The sudden avalanche of these back-to-back developments sent a jolt across the entire business, leaving Wall Street, top executives at the affected companies, other industry insiders, bankers and entertainment journalists scrambling to forecast the ultimate impact on the media world writ large and who will or won’t survive the aftermath of these transformative moves.
One of the major casualties of the WarnerMedia- Discovery union is expected to be Kilar, who was pretty much blindsided by AT&T’s secretive merger talks to spin off the very entertainment assets he has presided over since this time last year.
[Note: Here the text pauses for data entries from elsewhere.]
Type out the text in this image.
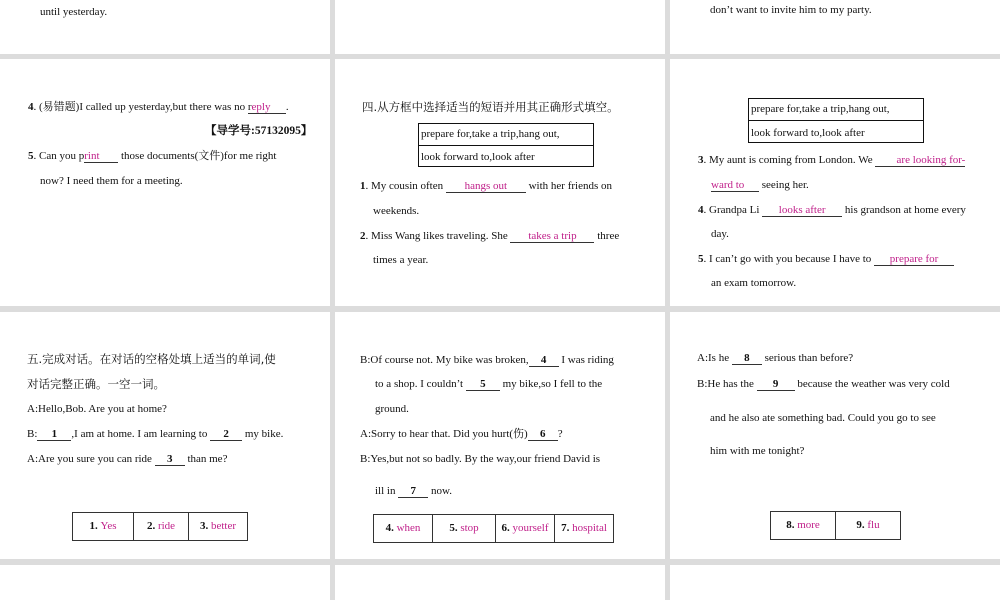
until yesterday.	don’t want to invite him to my party.
4. (易错题)I called up yesterday,but there was no reply .
【导学号:57132095】
5. Can you print those documents(文件)for me right
now? I need them for a meeting.
四.从方框中选择适当的短语并用其正确形式填空。
prepare for,take a trip,hang out,
look forward to,look after
1. My cousin often hangs out with her friends on
weekends.
2. Miss Wang likes traveling. She takes a trip three
times a year.
prepare for,take a trip,hang out,
look forward to,look after
3. My aunt is coming from London. We are looking for-
ward to seeing her.
4. Grandpa Li looks after his grandson at home every
day.
5. I can’t go with you because I have to prepare for
an exam tomorrow.
五.完成对话。在对话的空格处填上适当的单词,使
对话完整正确。一空一词。
A:Hello,Bob. Are you at home?
B: 1 ,I am at home. I am learning to 2 my bike.
A:Are you sure you can ride 3 than me?
1. Yes	2. ride	3. better
B:Of course not. My bike was broken, 4 I was riding
to a shop. I couldn’t 5 my bike,so I fell to the
ground.
A:Sorry to hear that. Did you hurt(伤) 6 ?
B:Yes,but not so badly. By the way,our friend David is
ill in 7 now.
4. when	5. stop	6. yourself	7. hospital
A:Is he 8 serious than before?
B:He has the 9 because the weather was very cold
and he also ate something bad. Could you go to see
him with me tonight?
8. more	9. flu
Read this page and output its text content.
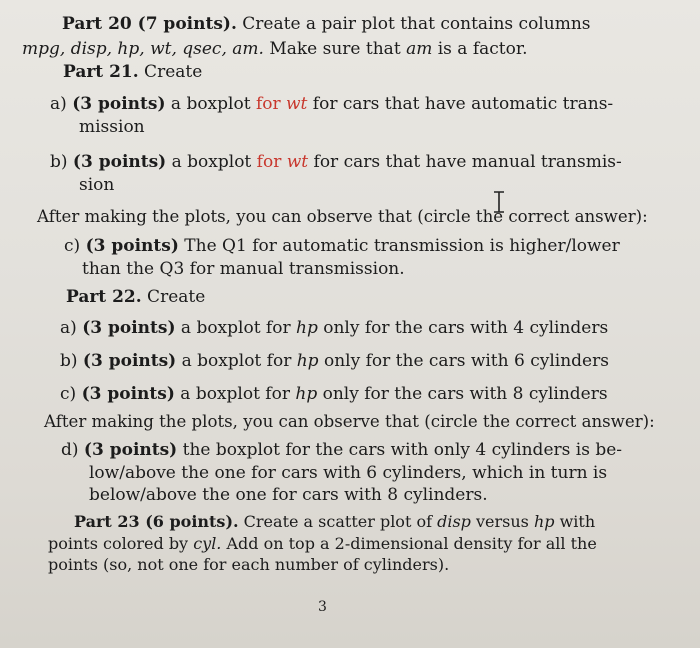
Part 20 (7 points). Create a pair plot that contains columns
mpg, disp, hp, wt, qsec, am. Make sure that am is a factor.
Part 21. Create
a) (3 points) a boxplot for wt for cars that have automatic trans-
mission
b) (3 points) a boxplot for wt for cars that have manual transmis-
sion
After making the plots, you can observe that (circle the correct answer):
c) (3 points) The Q1 for automatic transmission is higher/lower
than the Q3 for manual transmission.
Part 22. Create
a) (3 points) a boxplot for hp only for the cars with 4 cylinders
b) (3 points) a boxplot for hp only for the cars with 6 cylinders
c) (3 points) a boxplot for hp only for the cars with 8 cylinders
After making the plots, you can observe that (circle the correct answer):
d) (3 points) the boxplot for the cars with only 4 cylinders is be-
low/above the one for cars with 6 cylinders, which in turn is
below/above the one for cars with 8 cylinders.
Part 23 (6 points). Create a scatter plot of disp versus hp with
points colored by cyl. Add on top a 2-dimensional density for all the
points (so, not one for each number of cylinders).
3
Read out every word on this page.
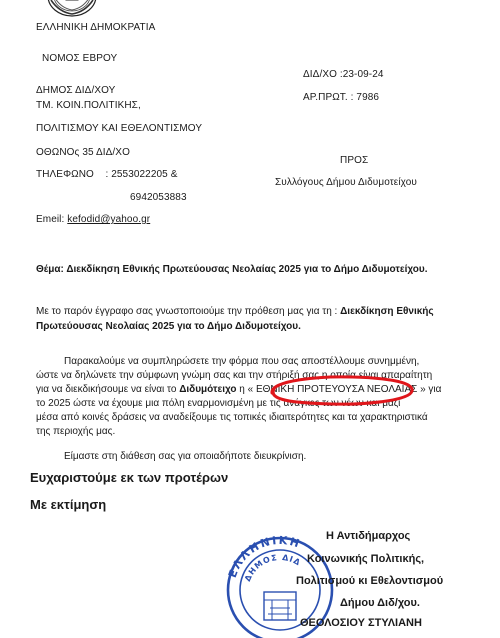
ΕΛΛΗΝΙΚΗ ΔΗΜΟΚΡΑΤΙΑ
ΝΟΜΟΣ ΕΒΡΟΥ
ΔΗΜΟΣ ΔΙΔ/ΧΟΥ
ΤΜ. ΚΟΙΝ.ΠΟΛΙΤΙΚΗΣ,
ΠΟΛΙΤΙΣΜΟΥ ΚΑΙ ΕΘΕΛΟΝΤΙΣΜΟΥ
ΟΘΩΝΟς 35 ΔΙΔ/ΧΟ
ΤΗΛΕΦΩΝΟ : 2553022205 &
6942053883
Emeil: kefodid@yahoo.gr
ΔΙΔ/ΧΟ :23-09-24
ΑΡ.ΠΡΩΤ. : 7986
ΠΡΟΣ
Συλλόγους Δήμου Διδυμοτείχου
Θέμα: Διεκδίκηση Εθνικής Πρωτεύουσας Νεολαίας 2025 για το Δήμο Διδυμοτείχου.
Με το παρόν έγγραφο σας γνωστοποιούμε την πρόθεση μας για τη : Διεκδίκηση Εθνικής
Πρωτεύουσας Νεολαίας 2025 για το Δήμο Διδυμοτείχου.
Παρακαλούμε να συμπληρώσετε την φόρμα που σας αποστέλλουμε συνημμένη,
ώστε να δηλώνετε την σύμφωνη γνώμη σας και την στήριξή σας η οποία είναι απαραίτητη
για να διεκδικήσουμε να είναι το Διδυμότειχο η « ΕΘΝΙΚΗ ΠΡΟΤΕΥΟΥΣΑ ΝΕΟΛΑΙΑΣ » για
το 2025 ώστε να έχουμε μια πόλη εναρμονισμένη με τις ανάγκες των νέων και μαζί
μέσα από κοινές δράσεις να αναδείξουμε τις τοπικές ιδιαιτερότητες και τα χαρακτηριστικά
της περιοχής μας.
Είμαστε στη διάθεση σας για οποιαδήποτε διευκρίνιση.
Ευχαριστούμε εκ των προτέρων
Με εκτίμηση
ΕΛΛΗΝΙΚΗ
ΔΗΜΟΣ ΔΙΔ
Η Αντιδήμαρχος
Κοινωνικής Πολιτικής,
Πολιτισμού κι Εθελοντισμού
Δήμου Διδ/χου.
ΘΕΟΛΟΣΙΟΥ ΣΤΥΛΙΑΝΗ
He is reportedly negotiating his exit as I write this.
All we know for certain is that Discovery CEO David Zaslav, who will run the new combined company once the regulators sign off next year, will want to install his own executive team when he has the greenlight to do so. What that portends — good or bad — for the current regime at WarnerMedia and managers of its various business divisions is very unclear.
Such uncertainty makes for an unwanted distraction and breeds fearmongering among those not knowing what their futures hold. I particularly feel for the film, television and digital executives and their staffs at Warner Bros. who, for more than a year, have had to endure wrenching changes and job losses — during a debilitating pandemic no less.
As Cynthia Littleton points out in her story this week, the venerable studio that once stood as the “citadel of Hollywood” is now “bracing for its third massive executive shake-up in as many years.”
The same could be said of another storied and once mighty fixture of the business, MGM, which has changed hands multiple times over the decades, including the three instances that former billionaire owner Kirk Kerkorian bought and sold it.
It is anyone’s guess what the entertainment and media landscape will look like a year from now. With utmost certainty, however, we can assume that it’s going to be a whole lot different.